Fox News anchor Bret Baier recently asked Saudi Arabia Crown Prince Mohammed bin Salman regarding a $2 billion investment the country’s sovereign wealth fund made in Ivanka Trump’s husband’s Jared Kushner’s firm via Media Ite.
It has been noted that Kushner, who served as a White House adviser to his father-in-law Donald Trump, was deeply involved in the administration’s Middle East policy discussions and negotiations.
Six months after departing the White House, Kushner’s Affinity Partners received the hefty sum over the objections of fund managers for Saudi Arabia’s Public Investment Fund when bin Salman intervened to overrule them.
Baier asked the crown prince about the investment during a rare interview that aired on Wednesday’s Special Report. Here is the exchange:
“BAIER: You had a really close relationship with the president, senior adviser and son in law Jared Kushner. After he left, Saudi fund made reportedly a $2 billion investment in Jared’s new fund he was launching and managing.
Do you think that sends the wrong message even if there wasn’t a tit for tat? A, “I’ll give you this and you get that.”
BIN SALMAN: We look to opportunities and investment. We have investment, a lot of investment around the globe, a lot of peoples and economical opportunity.
BAIER: So, if Trump becomes president again, you’ll leave the $2 billion with Jared Kushner?

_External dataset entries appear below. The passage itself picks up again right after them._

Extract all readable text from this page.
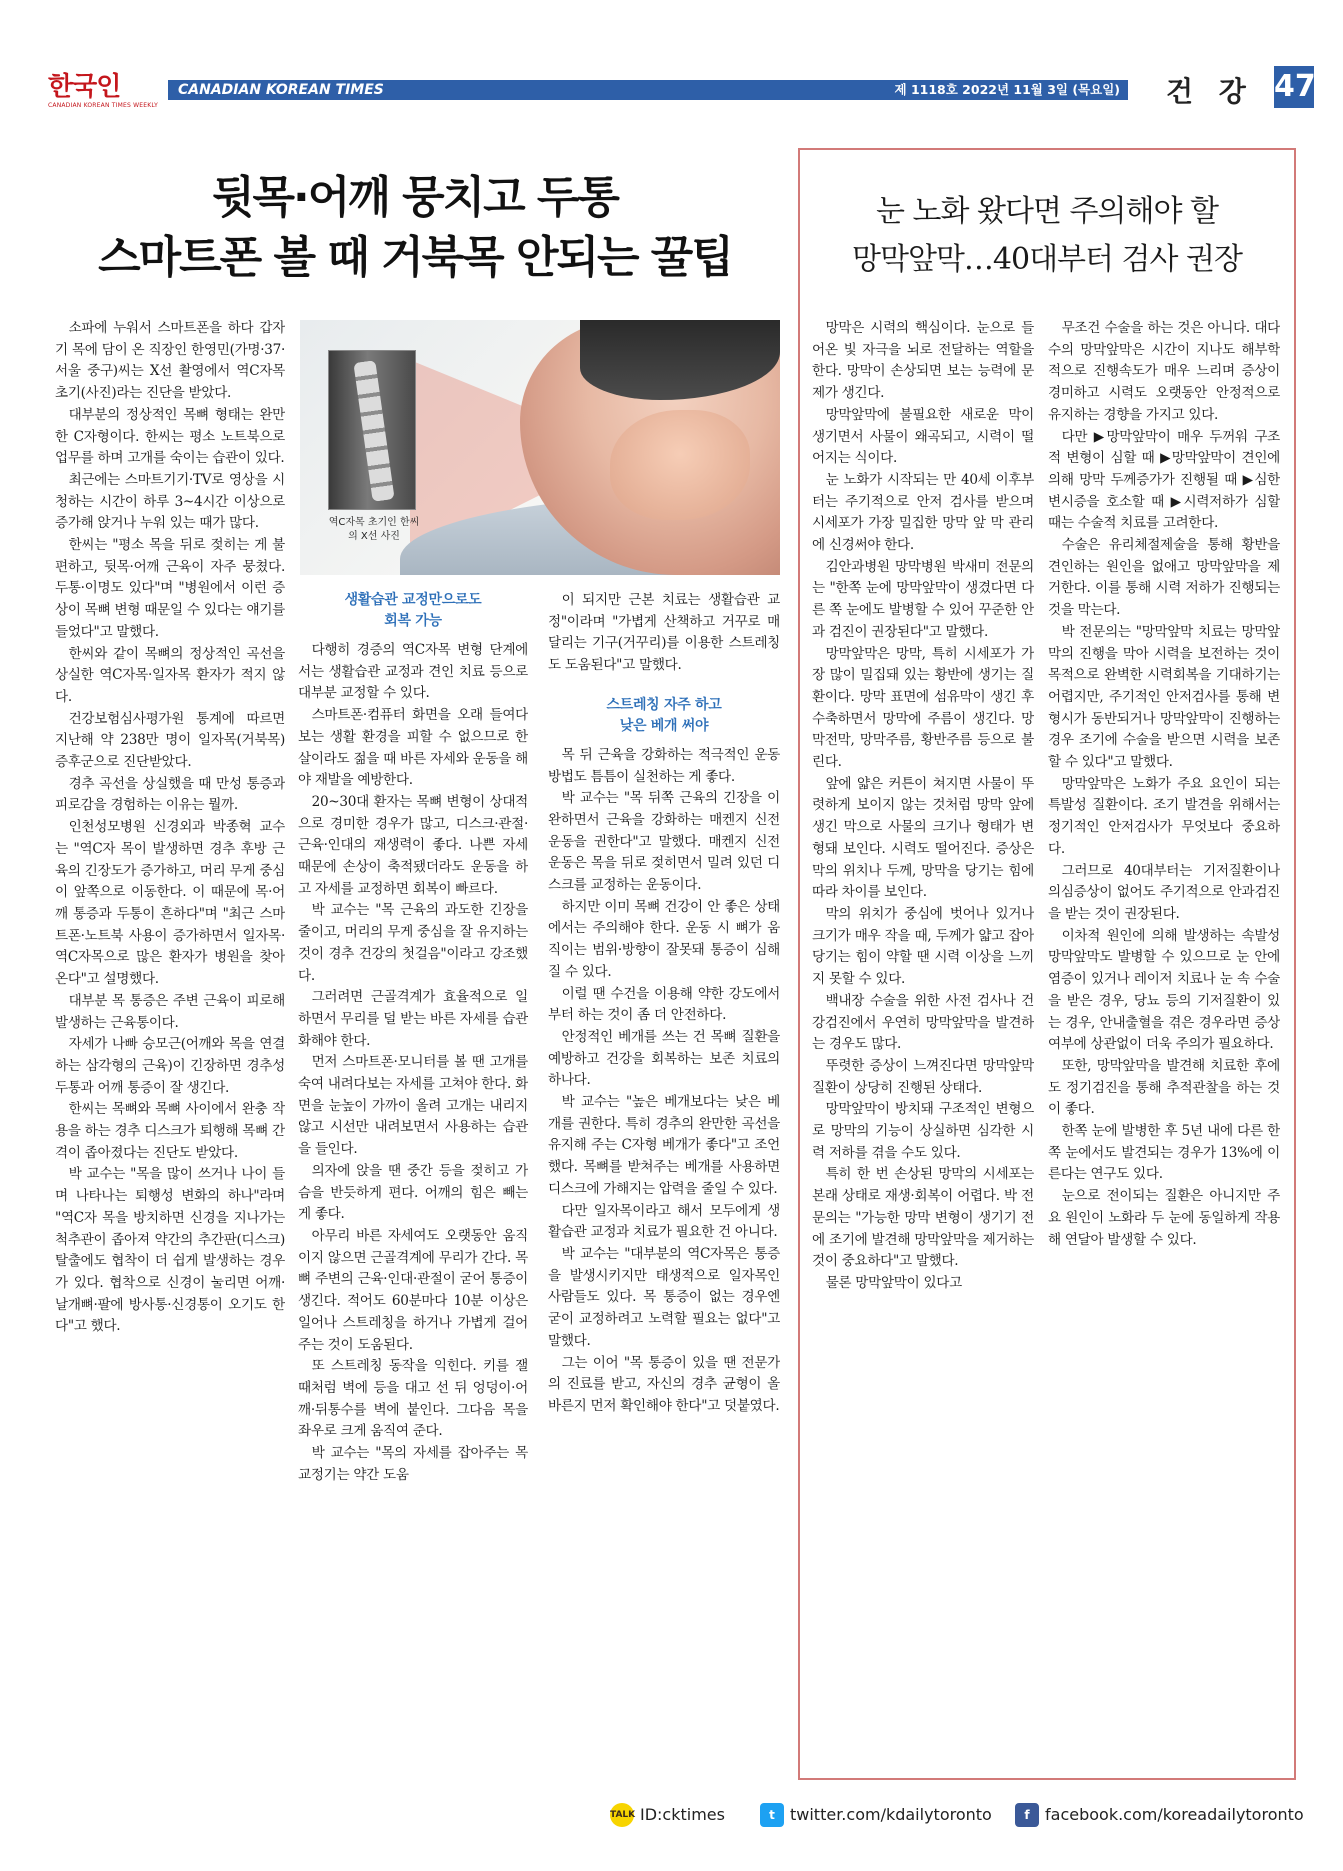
한국인
CANADIAN KOREAN TIMES WEEKLY
CANADIAN KOREAN TIMES	제 1118호 2022년 11월 3일 (목요일) 건 강 47
뒷목·어깨 뭉치고 두통
스마트폰 볼 때 거북목 안되는 꿀팁
역C자목 초기인 한씨의 X선 사진

소파에 누워서 스마트폰을 하다 갑자기 목에 담이 온 직장인 한영민(가명·37·서울 중구)씨는 X선 촬영에서 역C자목 초기(사진)라는 진단을 받았다.

대부분의 정상적인 목뼈 형태는 완만한 C자형이다. 한씨는 평소 노트북으로 업무를 하며 고개를 숙이는 습관이 있다.

최근에는 스마트기기·TV로 영상을 시청하는 시간이 하루 3~4시간 이상으로 증가해 앉거나 누워 있는 때가 많다.

한씨는 "평소 목을 뒤로 젖히는 게 불편하고, 뒷목·어깨 근육이 자주 뭉쳤다. 두통·이명도 있다"며 "병원에서 이런 증상이 목뼈 변형 때문일 수 있다는 얘기를 들었다"고 말했다.

한씨와 같이 목뼈의 정상적인 곡선을 상실한 역C자목·일자목 환자가 적지 않다.

건강보험심사평가원 통계에 따르면 지난해 약 238만 명이 일자목(거북목)증후군으로 진단받았다.

경추 곡선을 상실했을 때 만성 통증과 피로감을 경험하는 이유는 뭘까.

인천성모병원 신경외과 박종혁 교수는 "역C자 목이 발생하면 경추 후방 근육의 긴장도가 증가하고, 머리 무게 중심이 앞쪽으로 이동한다. 이 때문에 목·어깨 통증과 두통이 흔하다"며 "최근 스마트폰·노트북 사용이 증가하면서 일자목·역C자목으로 많은 환자가 병원을 찾아온다"고 설명했다.

대부분 목 통증은 주변 근육이 피로해 발생하는 근육통이다.

자세가 나빠 승모근(어깨와 목을 연결하는 삼각형의 근육)이 긴장하면 경추성 두통과 어깨 통증이 잘 생긴다.

한씨는 목뼈와 목뼈 사이에서 완충 작용을 하는 경추 디스크가 퇴행해 목뼈 간격이 좁아졌다는 진단도 받았다.

박 교수는 "목을 많이 쓰거나 나이 들며 나타나는 퇴행성 변화의 하나"라며 "역C자 목을 방치하면 신경을 지나가는 척추관이 좁아져 약간의 추간판(디스크) 탈출에도 협착이 더 쉽게 발생하는 경우가 있다. 협착으로 신경이 눌리면 어깨·날개뼈·팔에 방사통·신경통이 오기도 한다"고 했다.

생활습관 교정만으로도
회복 가능

다행히 경증의 역C자목 변형 단계에서는 생활습관 교정과 견인 치료 등으로 대부분 교정할 수 있다.

스마트폰·컴퓨터 화면을 오래 들여다보는 생활 환경을 피할 수 없으므로 한 살이라도 젊을 때 바른 자세와 운동을 해야 재발을 예방한다.

20~30대 환자는 목뼈 변형이 상대적으로 경미한 경우가 많고, 디스크·관절·근육·인대의 재생력이 좋다. 나쁜 자세 때문에 손상이 축적됐더라도 운동을 하고 자세를 교정하면 회복이 빠르다.

박 교수는 "목 근육의 과도한 긴장을 줄이고, 머리의 무게 중심을 잘 유지하는 것이 경추 건강의 첫걸음"이라고 강조했다.

그러려면 근골격계가 효율적으로 일하면서 무리를 덜 받는 바른 자세를 습관화해야 한다.

먼저 스마트폰·모니터를 볼 땐 고개를 숙여 내려다보는 자세를 고쳐야 한다. 화면을 눈높이 가까이 올려 고개는 내리지 않고 시선만 내려보면서 사용하는 습관을 들인다.

의자에 앉을 땐 중간 등을 젖히고 가슴을 반듯하게 편다. 어깨의 힘은 빼는 게 좋다.

아무리 바른 자세여도 오랫동안 움직이지 않으면 근골격계에 무리가 간다. 목뼈 주변의 근육·인대·관절이 굳어 통증이 생긴다. 적어도 60분마다 10분 이상은 일어나 스트레칭을 하거나 가볍게 걸어주는 것이 도움된다.

또 스트레칭 동작을 익힌다. 키를 잴 때처럼 벽에 등을 대고 선 뒤 엉덩이·어깨·뒤통수를 벽에 붙인다. 그다음 목을 좌우로 크게 움직여 준다.

박 교수는 "목의 자세를 잡아주는 목 교정기는 약간 도움

이 되지만 근본 치료는 생활습관 교정"이라며 "가볍게 산책하고 거꾸로 매달리는 기구(거꾸리)를 이용한 스트레칭도 도움된다"고 말했다.

스트레칭 자주 하고
낮은 베개 써야

목 뒤 근육을 강화하는 적극적인 운동 방법도 틈틈이 실천하는 게 좋다.

박 교수는 "목 뒤쪽 근육의 긴장을 이완하면서 근육을 강화하는 매켄지 신전 운동을 권한다"고 말했다. 매켄지 신전 운동은 목을 뒤로 젖히면서 밀려 있던 디스크를 교정하는 운동이다.

하지만 이미 목뼈 건강이 안 좋은 상태에서는 주의해야 한다. 운동 시 뼈가 움직이는 범위·방향이 잘못돼 통증이 심해질 수 있다.

이럴 땐 수건을 이용해 약한 강도에서부터 하는 것이 좀 더 안전하다.

안정적인 베개를 쓰는 건 목뼈 질환을 예방하고 건강을 회복하는 보존 치료의 하나다.

박 교수는 "높은 베개보다는 낮은 베개를 권한다. 특히 경추의 완만한 곡선을 유지해 주는 C자형 베개가 좋다"고 조언했다. 목뼈를 받쳐주는 베개를 사용하면 디스크에 가해지는 압력을 줄일 수 있다.

다만 일자목이라고 해서 모두에게 생활습관 교정과 치료가 필요한 건 아니다.

박 교수는 "대부분의 역C자목은 통증을 발생시키지만 태생적으로 일자목인 사람들도 있다. 목 통증이 없는 경우엔 굳이 교정하려고 노력할 필요는 없다"고 말했다.

그는 이어 "목 통증이 있을 땐 전문가의 진료를 받고, 자신의 경추 균형이 올바른지 먼저 확인해야 한다"고 덧붙였다.

눈 노화 왔다면 주의해야 할
망막앞막…40대부터 검사 권장

망막은 시력의 핵심이다. 눈으로 들어온 빛 자극을 뇌로 전달하는 역할을 한다. 망막이 손상되면 보는 능력에 문제가 생긴다.

망막앞막에 불필요한 새로운 막이 생기면서 사물이 왜곡되고, 시력이 떨어지는 식이다.

눈 노화가 시작되는 만 40세 이후부터는 주기적으로 안저 검사를 받으며 시세포가 가장 밀집한 망막 앞 막 관리에 신경써야 한다.

김안과병원 망막병원 박새미 전문의는 "한쪽 눈에 망막앞막이 생겼다면 다른 쪽 눈에도 발병할 수 있어 꾸준한 안과 검진이 권장된다"고 말했다.

망막앞막은 망막, 특히 시세포가 가장 많이 밀집돼 있는 황반에 생기는 질환이다. 망막 표면에 섬유막이 생긴 후 수축하면서 망막에 주름이 생긴다. 망막전막, 망막주름, 황반주름 등으로 불린다.

앞에 얇은 커튼이 쳐지면 사물이 뚜렷하게 보이지 않는 것처럼 망막 앞에 생긴 막으로 사물의 크기나 형태가 변형돼 보인다. 시력도 떨어진다. 증상은 막의 위치나 두께, 망막을 당기는 힘에 따라 차이를 보인다.

막의 위치가 중심에 벗어나 있거나 크기가 매우 작을 때, 두께가 얇고 잡아당기는 힘이 약할 땐 시력 이상을 느끼지 못할 수 있다.

백내장 수술을 위한 사전 검사나 건강검진에서 우연히 망막앞막을 발견하는 경우도 많다.

뚜렷한 증상이 느껴진다면 망막앞막 질환이 상당히 진행된 상태다.

망막앞막이 방치돼 구조적인 변형으로 망막의 기능이 상실하면 심각한 시력 저하를 겪을 수도 있다.

특히 한 번 손상된 망막의 시세포는 본래 상태로 재생·회복이 어렵다. 박 전문의는 "가능한 망막 변형이 생기기 전에 조기에 발견해 망막앞막을 제거하는 것이 중요하다"고 말했다.

물론 망막앞막이 있다고

무조건 수술을 하는 것은 아니다. 대다수의 망막앞막은 시간이 지나도 해부학적으로 진행속도가 매우 느리며 증상이 경미하고 시력도 오랫동안 안정적으로 유지하는 경향을 가지고 있다.

다만 ▶망막앞막이 매우 두꺼워 구조적 변형이 심할 때 ▶망막앞막이 견인에 의해 망막 두께증가가 진행될 때 ▶심한 변시증을 호소할 때 ▶시력저하가 심할 때는 수술적 치료를 고려한다.

수술은 유리체절제술을 통해 황반을 견인하는 원인을 없애고 망막앞막을 제거한다. 이를 통해 시력 저하가 진행되는 것을 막는다.

박 전문의는 "망막앞막 치료는 망막앞막의 진행을 막아 시력을 보전하는 것이 목적으로 완벽한 시력회복을 기대하기는 어렵지만, 주기적인 안저검사를 통해 변형시가 동반되거나 망막앞막이 진행하는 경우 조기에 수술을 받으면 시력을 보존할 수 있다"고 말했다.

망막앞막은 노화가 주요 요인이 되는 특발성 질환이다. 조기 발견을 위해서는 정기적인 안저검사가 무엇보다 중요하다.

그러므로 40대부터는 기저질환이나 의심증상이 없어도 주기적으로 안과검진을 받는 것이 권장된다.

이차적 원인에 의해 발생하는 속발성 망막앞막도 발병할 수 있으므로 눈 안에 염증이 있거나 레이저 치료나 눈 속 수술을 받은 경우, 당뇨 등의 기저질환이 있는 경우, 안내출혈을 겪은 경우라면 증상 여부에 상관없이 더욱 주의가 필요하다.

또한, 망막앞막을 발견해 치료한 후에도 정기검진을 통해 추적관찰을 하는 것이 좋다.

한쪽 눈에 발병한 후 5년 내에 다른 한쪽 눈에서도 발견되는 경우가 13%에 이른다는 연구도 있다.

눈으로 전이되는 질환은 아니지만 주요 원인이 노화라 두 눈에 동일하게 작용해 연달아 발생할 수 있다.

TALK ID:cktimes	t twitter.com/kdailytoronto	f facebook.com/koreadailytoronto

BIN SALMAN: It’s a, it’s a commitment that the [Public Investment Fund] have and when PIF have commitment with any investor around the globe to keep it.
BAIER: Would it affect your decisions with a new Trump administration, with that sitting there?
BIN SALMAN: Well, Saudi Arabia is so big. So, I’m quite sure most any person around the world, directly or indirectly, you have something to do with Saudi Arabia. So, is that gonna affect President Trump’s decision if he becomes president, that mean[s] that gonna affect every president in the world and every person in the world decision, because that is going directly to have some sort of interest in something to do with Saudi Arabia.”
During his tenure at the White House, Jared Kushner successfully sold an unprofitable property located at 666 Fifth Avenue in Manhattan. Kushner and his father had initially attempted to secure funding from the Qatari government in April 2017, but the negotiations fell through.
The next month, Kushner met with officials in Saudi Arabia. Less than a month later, the Saudis imposed a blockade on Qatar, which Kushner supported despite the anti-blockade position of Trump’s own State Department.
Kushner traveled to Saudi Arabia to meet with the crown prince in October 2017. The following month, the Kushners received a $184 million loan from a Qatari-backed asset firm called Apollo Global Management.
In August 2018, the Kushners reached a deal to lease 666 Fifth Avenue for 99 years to Brookfield Asset Management for $1.1 billion, which was paid up front. The Qatar Investment Authority was Brookfield’s second largest investor. To help finance the deal, Brookfield secured a loan of more than $300 million from Apollo Global Management.
Saudi Arabia ultimately ended its blockade in January 2021, two weeks before the end of the Trump administration.